La question des rapports avec les catholiques suscite des attitudes assez différentes chez les évangéliques. Il faut donc essayer de trouver des points de repère qui permettent d’envisager la question d’un point de vue systémique. Le catholicisme est, en effet, un système qu’il faut aborder en tant que tel. Dans cette optique, on tâche alors de trouver des pistes pour des relations théologiquement cohérentes.

Pour commencer, il semble bon d’observer le contexte de ce débat. Nous vivons dans un temps de fatigue. Les idéologies sont fort affaiblies. Les Eglises protestantes ne connaissent plus le dynamisme qui était le leur dans le passé. Elles observent souvent le monde avec un sens d’impuissance. Sur les grandes questions éthiques, en particulier, elles assistent à une certaine érosion des valeurs. Elles n’ont ni la force de conviction, ni une grande audience. Leur présence s’est faite discrète dans le domaine public.

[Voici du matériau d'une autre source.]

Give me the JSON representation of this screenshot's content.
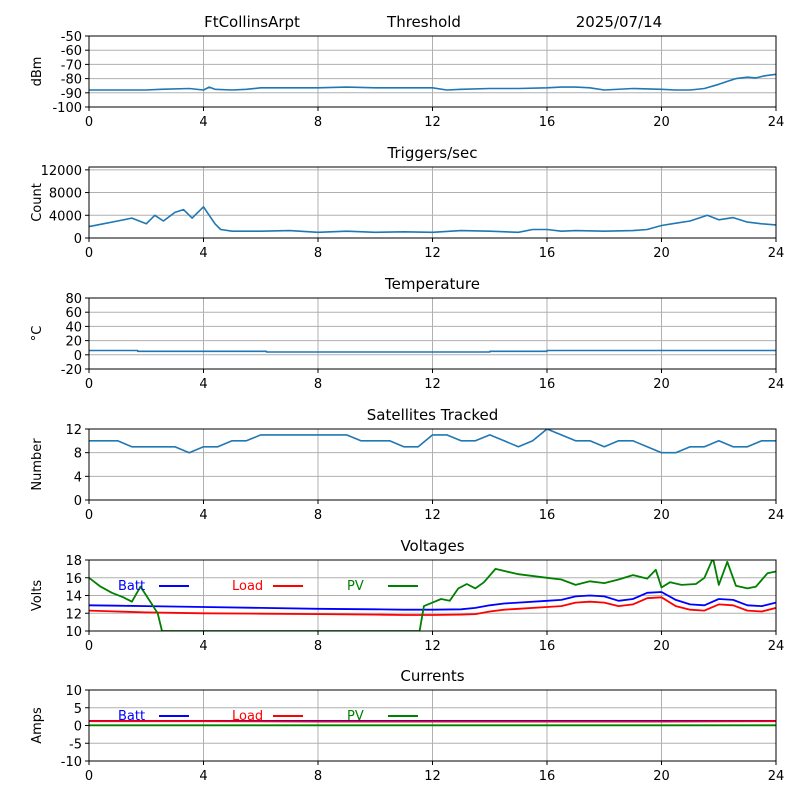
{
  "header": {
    "station": "FtCollinsArpt",
    "mode": "Threshold",
    "date": "2025/07/14"
  },
  "colors": {
    "signal": "#1f77b4",
    "batt": "#0000ff",
    "load": "#ff0000",
    "pv": "#008000",
    "grid": "#b0b0b0"
  },
  "chart_data": [
    {
      "id": "signal",
      "type": "line",
      "title": "",
      "ylabel": "dBm",
      "xlim": [
        0,
        24
      ],
      "xticks": [
        0,
        4,
        8,
        12,
        16,
        20,
        24
      ],
      "ylim": [
        -100,
        -50
      ],
      "yticks": [
        -100,
        -90,
        -80,
        -70,
        -60,
        -50
      ],
      "grid": true,
      "series": [
        {
          "color": "#1f77b4",
          "x": [
            0,
            1,
            2,
            2.5,
            3.5,
            4,
            4.2,
            4.4,
            5,
            5.5,
            6,
            7,
            8,
            9,
            10,
            11,
            12,
            12.5,
            13,
            14,
            15,
            16,
            16.5,
            17,
            17.5,
            18,
            19,
            20,
            20.5,
            21,
            21.5,
            22,
            22.3,
            22.6,
            23,
            23.3,
            23.6,
            24
          ],
          "y": [
            -88,
            -88,
            -88,
            -87.5,
            -87,
            -88,
            -86,
            -87.5,
            -88,
            -87.5,
            -86.5,
            -86.5,
            -86.5,
            -86,
            -86.5,
            -86.5,
            -86.5,
            -88,
            -87.5,
            -87,
            -87,
            -86.5,
            -86,
            -86,
            -86.5,
            -88,
            -87,
            -87.5,
            -88,
            -88,
            -87,
            -84,
            -82,
            -80,
            -79,
            -79.5,
            -78,
            -77
          ]
        }
      ]
    },
    {
      "id": "triggers",
      "type": "line",
      "title": "Triggers/sec",
      "ylabel": "Count",
      "xlim": [
        0,
        24
      ],
      "xticks": [
        0,
        4,
        8,
        12,
        16,
        20,
        24
      ],
      "ylim": [
        0,
        12500
      ],
      "yticks": [
        0,
        4000,
        8000,
        12000
      ],
      "grid": true,
      "series": [
        {
          "color": "#1f77b4",
          "x": [
            0,
            0.5,
            1,
            1.5,
            2,
            2.3,
            2.6,
            3,
            3.3,
            3.6,
            4,
            4.2,
            4.4,
            4.6,
            5,
            6,
            7,
            8,
            9,
            10,
            11,
            12,
            13,
            14,
            15,
            15.5,
            16,
            16.5,
            17,
            18,
            19,
            19.5,
            20,
            20.5,
            21,
            21.3,
            21.6,
            22,
            22.5,
            23,
            23.5,
            24
          ],
          "y": [
            2000,
            2500,
            3000,
            3500,
            2500,
            4000,
            3000,
            4500,
            5000,
            3500,
            5500,
            4000,
            2500,
            1500,
            1200,
            1200,
            1300,
            1000,
            1200,
            1000,
            1100,
            1000,
            1300,
            1200,
            1000,
            1500,
            1500,
            1200,
            1300,
            1200,
            1300,
            1500,
            2200,
            2600,
            3000,
            3500,
            4000,
            3200,
            3600,
            2800,
            2500,
            2300
          ]
        }
      ]
    },
    {
      "id": "temperature",
      "type": "line",
      "title": "Temperature",
      "ylabel": "°C",
      "xlim": [
        0,
        24
      ],
      "xticks": [
        0,
        4,
        8,
        12,
        16,
        20,
        24
      ],
      "ylim": [
        -20,
        80
      ],
      "yticks": [
        -20,
        0,
        20,
        40,
        60,
        80
      ],
      "grid": true,
      "series": [
        {
          "color": "#1f77b4",
          "x": [
            0,
            1.7,
            1.7,
            6.2,
            6.2,
            14,
            14,
            16,
            16,
            24
          ],
          "y": [
            6,
            6,
            5,
            5,
            4,
            4,
            5,
            5,
            6,
            6
          ]
        }
      ]
    },
    {
      "id": "satellites",
      "type": "line",
      "title": "Satellites Tracked",
      "ylabel": "Number",
      "xlim": [
        0,
        24
      ],
      "xticks": [
        0,
        4,
        8,
        12,
        16,
        20,
        24
      ],
      "ylim": [
        0,
        12
      ],
      "yticks": [
        0,
        4,
        8,
        12
      ],
      "grid": true,
      "series": [
        {
          "color": "#1f77b4",
          "x": [
            0,
            0.5,
            1,
            1.5,
            2,
            2.5,
            3,
            3.5,
            4,
            4.5,
            5,
            5.5,
            6,
            6.5,
            7,
            7.5,
            8,
            8.5,
            9,
            9.5,
            10,
            10.5,
            11,
            11.5,
            12,
            12.5,
            13,
            13.5,
            14,
            14.5,
            15,
            15.5,
            16,
            16.5,
            17,
            17.5,
            18,
            18.5,
            19,
            19.5,
            20,
            20.5,
            21,
            21.5,
            22,
            22.5,
            23,
            23.5,
            24
          ],
          "y": [
            10,
            10,
            10,
            9,
            9,
            9,
            9,
            8,
            9,
            9,
            10,
            10,
            11,
            11,
            11,
            11,
            11,
            11,
            11,
            10,
            10,
            10,
            9,
            9,
            11,
            11,
            10,
            10,
            11,
            10,
            9,
            10,
            12,
            11,
            10,
            10,
            9,
            10,
            10,
            9,
            8,
            8,
            9,
            9,
            10,
            9,
            9,
            10,
            10
          ]
        }
      ]
    },
    {
      "id": "voltages",
      "type": "line",
      "title": "Voltages",
      "ylabel": "Volts",
      "xlim": [
        0,
        24
      ],
      "xticks": [
        0,
        4,
        8,
        12,
        16,
        20,
        24
      ],
      "ylim": [
        10,
        18
      ],
      "yticks": [
        10,
        12,
        14,
        16,
        18
      ],
      "grid": true,
      "legend": [
        "Batt",
        "Load",
        "PV"
      ],
      "series": [
        {
          "name": "Batt",
          "color": "#0000ff",
          "x": [
            0,
            1,
            2,
            4,
            6,
            8,
            10,
            11,
            12,
            13,
            13.5,
            14,
            14.5,
            15,
            16,
            16.5,
            17,
            17.5,
            18,
            18.5,
            19,
            19.5,
            20,
            20.5,
            21,
            21.5,
            22,
            22.5,
            23,
            23.5,
            24
          ],
          "y": [
            12.9,
            12.85,
            12.8,
            12.7,
            12.6,
            12.5,
            12.45,
            12.4,
            12.4,
            12.45,
            12.6,
            12.9,
            13.1,
            13.2,
            13.4,
            13.5,
            13.9,
            14.0,
            13.9,
            13.4,
            13.6,
            14.3,
            14.4,
            13.5,
            13.0,
            12.9,
            13.6,
            13.5,
            12.9,
            12.8,
            13.2
          ]
        },
        {
          "name": "Load",
          "color": "#ff0000",
          "x": [
            0,
            1,
            2,
            4,
            6,
            8,
            10,
            11,
            12,
            13,
            13.5,
            14,
            14.5,
            15,
            16,
            16.5,
            17,
            17.5,
            18,
            18.5,
            19,
            19.5,
            20,
            20.5,
            21,
            21.5,
            22,
            22.5,
            23,
            23.5,
            24
          ],
          "y": [
            12.3,
            12.2,
            12.1,
            12.0,
            11.95,
            11.9,
            11.85,
            11.8,
            11.8,
            11.85,
            11.9,
            12.2,
            12.4,
            12.5,
            12.7,
            12.8,
            13.2,
            13.3,
            13.2,
            12.8,
            13.0,
            13.7,
            13.8,
            12.8,
            12.4,
            12.3,
            13.0,
            12.9,
            12.3,
            12.2,
            12.6
          ]
        },
        {
          "name": "PV",
          "color": "#008000",
          "x": [
            0,
            0.4,
            0.8,
            1.2,
            1.5,
            1.8,
            2.2,
            2.4,
            2.55,
            11.55,
            11.7,
            12,
            12.3,
            12.6,
            12.9,
            13.2,
            13.5,
            13.8,
            14.2,
            15,
            16,
            16.5,
            17,
            17.5,
            18,
            18.5,
            19,
            19.5,
            19.8,
            20,
            20.3,
            20.7,
            21.2,
            21.5,
            21.8,
            22,
            22.3,
            22.6,
            23,
            23.3,
            23.7,
            24
          ],
          "y": [
            16.0,
            15.0,
            14.3,
            13.8,
            13.3,
            15.0,
            13.0,
            12.0,
            10.0,
            10.0,
            12.8,
            13.2,
            13.6,
            13.4,
            14.8,
            15.3,
            14.8,
            15.5,
            17.0,
            16.4,
            16.0,
            15.8,
            15.2,
            15.6,
            15.4,
            15.8,
            16.3,
            15.9,
            16.9,
            14.9,
            15.5,
            15.2,
            15.3,
            16.0,
            18.2,
            15.2,
            17.8,
            15.1,
            14.8,
            15.0,
            16.5,
            16.7
          ]
        }
      ]
    },
    {
      "id": "currents",
      "type": "line",
      "title": "Currents",
      "ylabel": "Amps",
      "xlim": [
        0,
        24
      ],
      "xticks": [
        0,
        4,
        8,
        12,
        16,
        20,
        24
      ],
      "ylim": [
        -10,
        10
      ],
      "yticks": [
        -10,
        -5,
        0,
        5,
        10
      ],
      "grid": true,
      "legend": [
        "Batt",
        "Load",
        "PV"
      ],
      "series": [
        {
          "name": "Batt",
          "color": "#0000ff",
          "x": [
            0,
            4,
            8,
            12,
            16,
            20,
            24
          ],
          "y": [
            1.3,
            1.3,
            1.3,
            1.3,
            1.3,
            1.3,
            1.3
          ]
        },
        {
          "name": "Load",
          "color": "#ff0000",
          "x": [
            0,
            4,
            8,
            12,
            16,
            20,
            24
          ],
          "y": [
            1.2,
            1.2,
            1.1,
            1.1,
            1.1,
            1.1,
            1.2
          ]
        },
        {
          "name": "PV",
          "color": "#008000",
          "x": [
            0,
            4,
            8,
            12,
            16,
            20,
            24
          ],
          "y": [
            0.05,
            0.05,
            0.05,
            0.05,
            0.05,
            0.05,
            0.05
          ]
        }
      ]
    }
  ]
}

En revanche, le catholicisme semble être présent au monde. Il l’est par l’image qu’il projette et il l’est par les valeurs qu’il soutient. Pensons, en particulier, à son attitude de longue résistance face aux erreurs du monde moderne. Longtemps, le catholicisme romain a su mieux résister à la modernité intrinsèquement antichrétienne que ne l’ont fait les Eglises issues de la Réforme. Sur des questions telles que l’avortement et les rapports entre les hommes et les femmes, l’Eglise romaine a fait retentir des avertissements éclatants comme une trompette prophétique. Pas de complexes. Les incertitudes causées par la modernité trouvent dans les actes symboliques du catholicisme une réponse sécurisante. 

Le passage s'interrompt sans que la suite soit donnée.